Block type: PROCESSING

This block provides a k-means clustering algorithm. It creates a given number of clusters in an image and assigns each pixel to a cluster. Nodata pixels in the input dataset are not excluded during the clustering. If the nodata value has a large distance from all other pixels (measured by the Frobenius or L2 norm), all nodata pixels will likely form a separate cluster.

This block can only process images with a maximum size of 1.2GB, because the entire image is loaded at once into memory. Any image with a larger size will generate an error.

Supported parameters

  • n_clusters: The number of clusters for the K-means clustering. Number of classes in the output file. Default is 6.

  • n_iterations: The number of iterations for the K-means clustering. Default is 10.

  • n_sieve_pixels: Minimum number of pixels in each patch or group for the classification. Default is 64.
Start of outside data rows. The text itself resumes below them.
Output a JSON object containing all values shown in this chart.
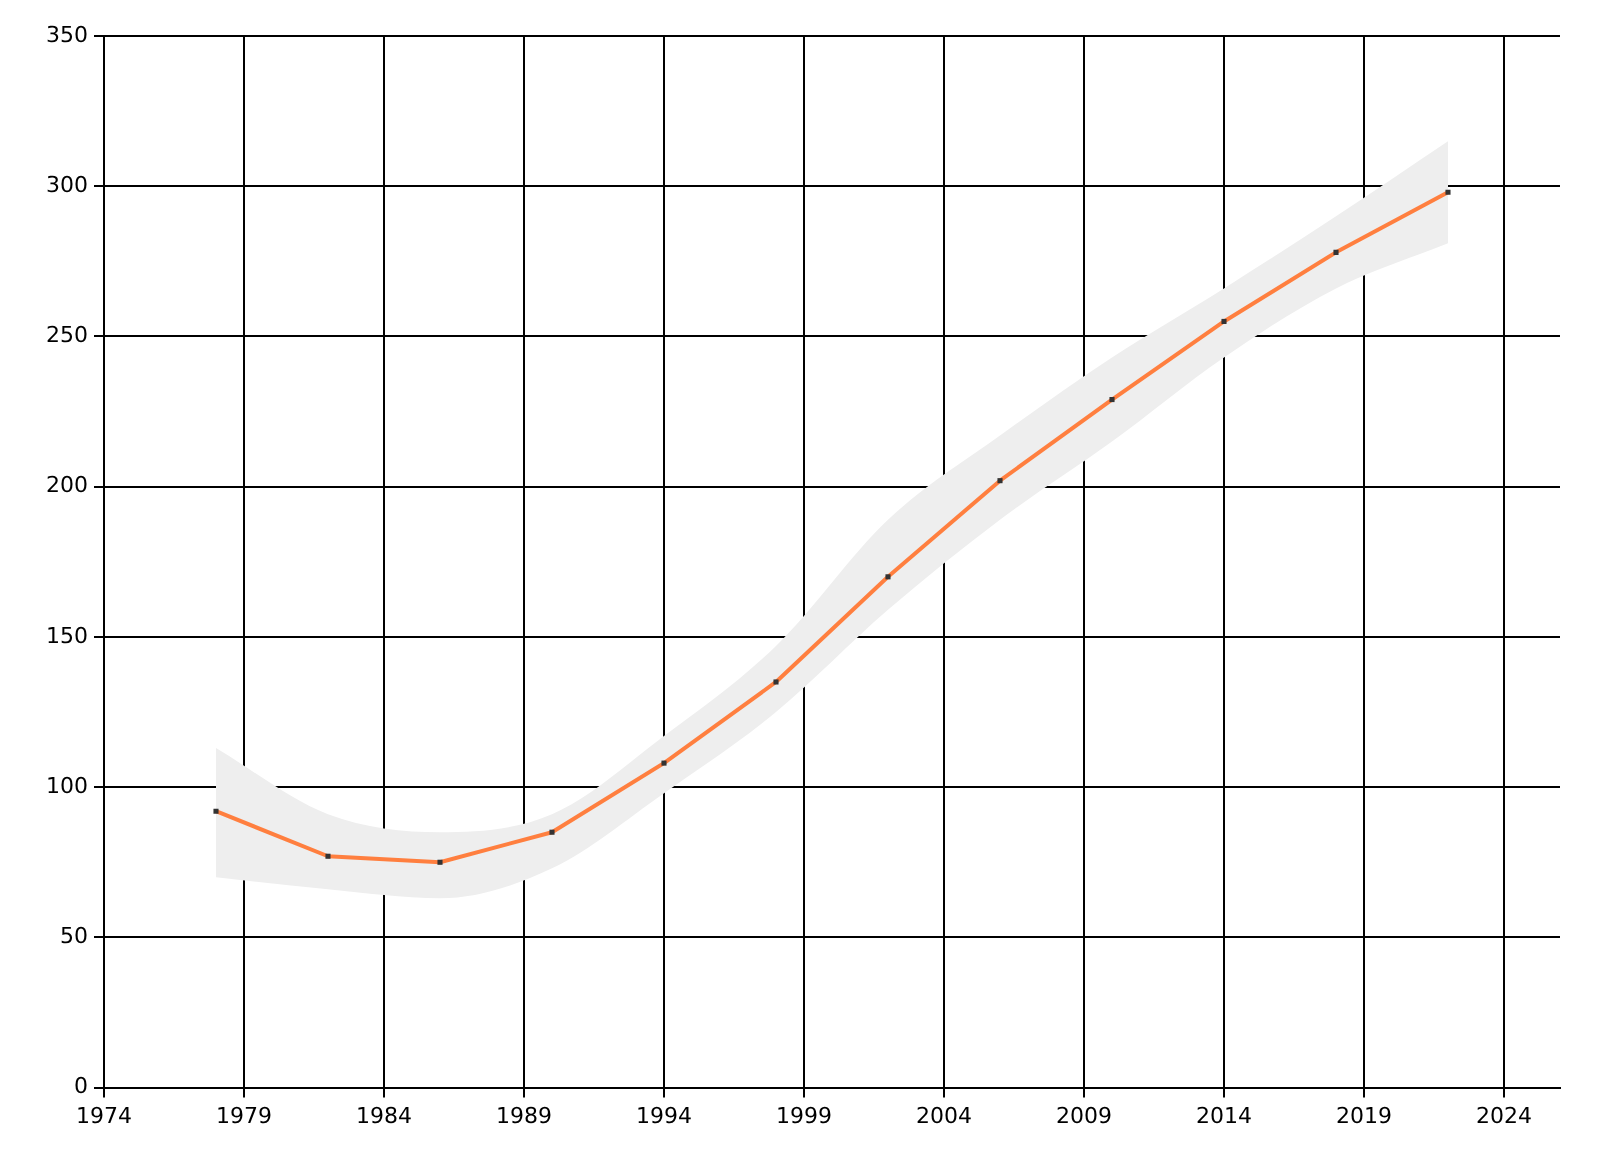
{
  "chart_data": {
    "type": "line",
    "x": [
      1978,
      1982,
      1986,
      1990,
      1994,
      1998,
      2002,
      2006,
      2010,
      2014,
      2018,
      2022
    ],
    "series": [
      {
        "color": "#ff7f3f",
        "values": [
          92,
          77,
          75,
          85,
          108,
          135,
          170,
          202,
          229,
          255,
          278,
          298
        ],
        "lower": [
          70,
          66,
          63,
          73,
          98,
          125,
          159,
          189,
          215,
          243,
          266,
          281
        ],
        "upper": [
          113,
          91,
          85,
          91,
          117,
          147,
          189,
          217,
          243,
          266,
          290,
          315
        ]
      }
    ],
    "xlim": [
      1974,
      2026
    ],
    "xticks": [
      1974,
      1979,
      1984,
      1989,
      1994,
      1999,
      2004,
      2009,
      2014,
      2019,
      2024
    ],
    "ylim": [
      0,
      350
    ],
    "yticks": [
      0,
      50,
      100,
      150,
      200,
      250,
      300,
      350
    ],
    "grid": true,
    "legend": false,
    "marker": "square",
    "line_style": "solid"
  }
}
Example parameters using the SPOT Display (Streaming) as data source and then applying the K-Means Clustering:

{
  "oneatlas-spot-aoiclipped:1": {
    "bbox": null,
    "time": null,
    "limit": 3,
    "intersects": {
      "type": "Polygon",
      "coordinates": [
        [
          [
            18.42631,
            -33.912732
          ],
          [
            18.420799,
            -33.922741
          ],
          [
            18.44355,
            -33.924784
          ],
          [
            18.441069,
            -33.913781
          ],
          [
            18.42631,
            -33.912732
          ]
        ]
      ]
    },
    "zoom_level": 17
  },
  "k-means-clustering:1": {
    "n_clusters": 6,
    "n_iterations": 10,
    "n_sieve_pixels": 64
  }
}

Output format

Output and input format are identical. All metadata elements provided by the input dataset as properties are propagated to the output.